Python, from the ground up Lesson 24 / 60

Property-based testing with hypothesis

Generate hundreds of test cases automatically. The patterns that find bugs unit tests miss.

The unit tests you write are the cases you thought of. The bugs in production are the cases you didn’t. Property-based testing closes that gap by letting the test framework generate the cases for you — hundreds of them per test run, biased toward the inputs most likely to break things.

In Python, the property-based testing library is hypothesis. It’s been mature for years, ships clean APIs, and integrates seamlessly with pytest. This lesson is the working knowledge: how to think about properties, how to write them, the patterns that find real bugs, and where property-based testing isn’t worth the cost.

Example-based versus property-based

A traditional pytest test is example-based: you pick concrete inputs and assert concrete outputs.

def test_round_price():
    assert round_price(1.005) == 1.00
    assert round_price(1.015) == 1.02

This works for the cases you wrote down. It says nothing about 1.005000000001, or -0.005, or 0.0, or float("nan"), unless you also wrote those down.

A property-based test asserts a property — something that should hold for all valid inputs — and lets the framework probe at it:

from hypothesis import given, strategies as st

@given(st.floats(min_value=0, max_value=10_000, allow_nan=False))
def test_round_price_is_idempotent(amount: float) -> None:
    once = round_price(amount)
    twice = round_price(once)
    assert once == twice

Hypothesis runs this with a hundred different floats by default, biased toward edge cases (0.0, very small numbers, numbers with awkward binary representations). If any input fails the property, hypothesis tells you which one — and shrinks it to the smallest counterexample it can find.

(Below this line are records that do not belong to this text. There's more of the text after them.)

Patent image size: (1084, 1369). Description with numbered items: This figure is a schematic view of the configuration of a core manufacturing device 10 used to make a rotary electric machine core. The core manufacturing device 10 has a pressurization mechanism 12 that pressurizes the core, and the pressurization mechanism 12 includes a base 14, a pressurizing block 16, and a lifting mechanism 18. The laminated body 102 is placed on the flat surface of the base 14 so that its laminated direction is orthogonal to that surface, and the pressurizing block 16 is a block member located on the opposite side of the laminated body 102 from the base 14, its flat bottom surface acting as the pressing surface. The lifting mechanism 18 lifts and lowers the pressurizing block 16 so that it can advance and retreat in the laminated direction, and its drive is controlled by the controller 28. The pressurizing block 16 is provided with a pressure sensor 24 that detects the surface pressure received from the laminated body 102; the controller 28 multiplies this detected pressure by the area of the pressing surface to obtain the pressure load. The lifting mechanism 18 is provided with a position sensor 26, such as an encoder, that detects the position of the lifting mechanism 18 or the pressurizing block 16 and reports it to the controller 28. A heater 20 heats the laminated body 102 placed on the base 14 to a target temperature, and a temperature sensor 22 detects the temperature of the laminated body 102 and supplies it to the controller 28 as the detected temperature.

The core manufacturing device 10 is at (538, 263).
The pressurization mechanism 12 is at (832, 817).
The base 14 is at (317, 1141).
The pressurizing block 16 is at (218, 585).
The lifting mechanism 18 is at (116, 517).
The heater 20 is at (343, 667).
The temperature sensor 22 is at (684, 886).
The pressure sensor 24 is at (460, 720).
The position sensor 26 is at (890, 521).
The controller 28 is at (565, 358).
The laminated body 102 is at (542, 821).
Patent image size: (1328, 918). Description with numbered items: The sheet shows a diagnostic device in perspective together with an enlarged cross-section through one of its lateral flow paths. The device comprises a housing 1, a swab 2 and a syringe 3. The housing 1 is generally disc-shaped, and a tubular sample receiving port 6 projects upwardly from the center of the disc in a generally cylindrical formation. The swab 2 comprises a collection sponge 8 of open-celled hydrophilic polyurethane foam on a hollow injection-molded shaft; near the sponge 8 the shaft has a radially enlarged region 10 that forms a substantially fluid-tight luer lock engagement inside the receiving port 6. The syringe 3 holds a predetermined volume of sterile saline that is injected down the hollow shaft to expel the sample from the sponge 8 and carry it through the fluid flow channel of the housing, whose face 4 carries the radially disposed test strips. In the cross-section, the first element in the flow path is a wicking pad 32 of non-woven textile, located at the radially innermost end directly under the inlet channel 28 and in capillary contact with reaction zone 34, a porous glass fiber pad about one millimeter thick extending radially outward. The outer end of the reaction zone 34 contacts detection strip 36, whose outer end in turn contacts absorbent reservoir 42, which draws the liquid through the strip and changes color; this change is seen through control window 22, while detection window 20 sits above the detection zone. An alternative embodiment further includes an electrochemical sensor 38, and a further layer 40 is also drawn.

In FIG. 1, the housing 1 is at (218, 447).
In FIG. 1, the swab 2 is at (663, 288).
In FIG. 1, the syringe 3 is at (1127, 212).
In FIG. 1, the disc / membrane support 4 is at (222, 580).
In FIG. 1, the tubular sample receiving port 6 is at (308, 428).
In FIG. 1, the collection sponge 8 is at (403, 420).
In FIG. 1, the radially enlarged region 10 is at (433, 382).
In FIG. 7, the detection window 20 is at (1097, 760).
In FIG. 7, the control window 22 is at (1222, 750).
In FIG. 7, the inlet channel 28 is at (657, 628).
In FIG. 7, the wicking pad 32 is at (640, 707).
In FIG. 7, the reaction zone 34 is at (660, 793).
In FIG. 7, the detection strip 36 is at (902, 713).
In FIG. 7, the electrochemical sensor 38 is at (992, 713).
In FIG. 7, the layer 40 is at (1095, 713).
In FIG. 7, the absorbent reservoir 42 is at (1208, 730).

The shrinking is the magic. If a giant random float fails, hypothesis doesn’t just say “it failed with 0.7281928281828”; it whittles the input down until it finds the simplest input that still fails. Often you get back something like 1e-300 or 0.0, and the bug is suddenly obvious.

The basic moves

Install and import:

pip install hypothesis
from hypothesis import given, strategies as st

A strategy is a description of an input space. Hypothesis comes with strategies for every common Python type:

st.integers()                       # any int
st.integers(min_value=0)            # non-negative
st.floats(allow_nan=False)          # finite floats only
st.text()                           # any unicode string
st.text(alphabet="abc", max_size=5) # restricted
st.lists(st.integers())             # list of ints
st.lists(st.integers(), min_size=1) # non-empty
st.dictionaries(st.text(), st.integers())
st.dates()                          # datetime.date
st.datetimes(timezones=st.timezones())
st.from_regex(r"^\d{3}-\d{4}$", fullmatch=True)

Combining strategies is just composition:

st.tuples(st.text(), st.integers())
st.lists(st.tuples(st.text(), st.integers()), max_size=10)
st.one_of(st.integers(), st.text())

For your own types, @st.composite builds a strategy out of others:

from hypothesis import strategies as st
from dataclasses import dataclass

@dataclass(frozen=True)
class Order:
    id: int
    amount: float
    customer: str

@st.composite
def orders(draw: st.DrawFn) -> Order:
    return Order(
        id=draw(st.integers(min_value=1)),
        amount=draw(st.floats(min_value=0, allow_nan=False, allow_infinity=False)),
        customer=draw(st.text(min_size=1, max_size=50)),
    )

@given(orders())
def test_order_amount_non_negative(order: Order) -> None:
    assert order.amount >= 0

Once you have a strategy for your domain types, every test that needs them is a one-liner.

Properties worth testing

The skill of property-based testing is identifying properties. A few patterns that come up everywhere:

Round-trip

If your code encodes and decodes, encoding then decoding should give you back the original:

@given(st.dictionaries(st.text(), st.integers()))
def test_json_round_trip(data: dict[str, int]) -> None:
    assert json.loads(json.dumps(data)) == data

This catches a surprising number of bugs in custom serializers — anything to do with quoting, encoding, special characters, empty containers.

Idempotence

Doing it twice equals doing it once:

@given(st.text())
def test_strip_is_idempotent(s: str) -> None:
    assert s.strip().strip() == s.strip()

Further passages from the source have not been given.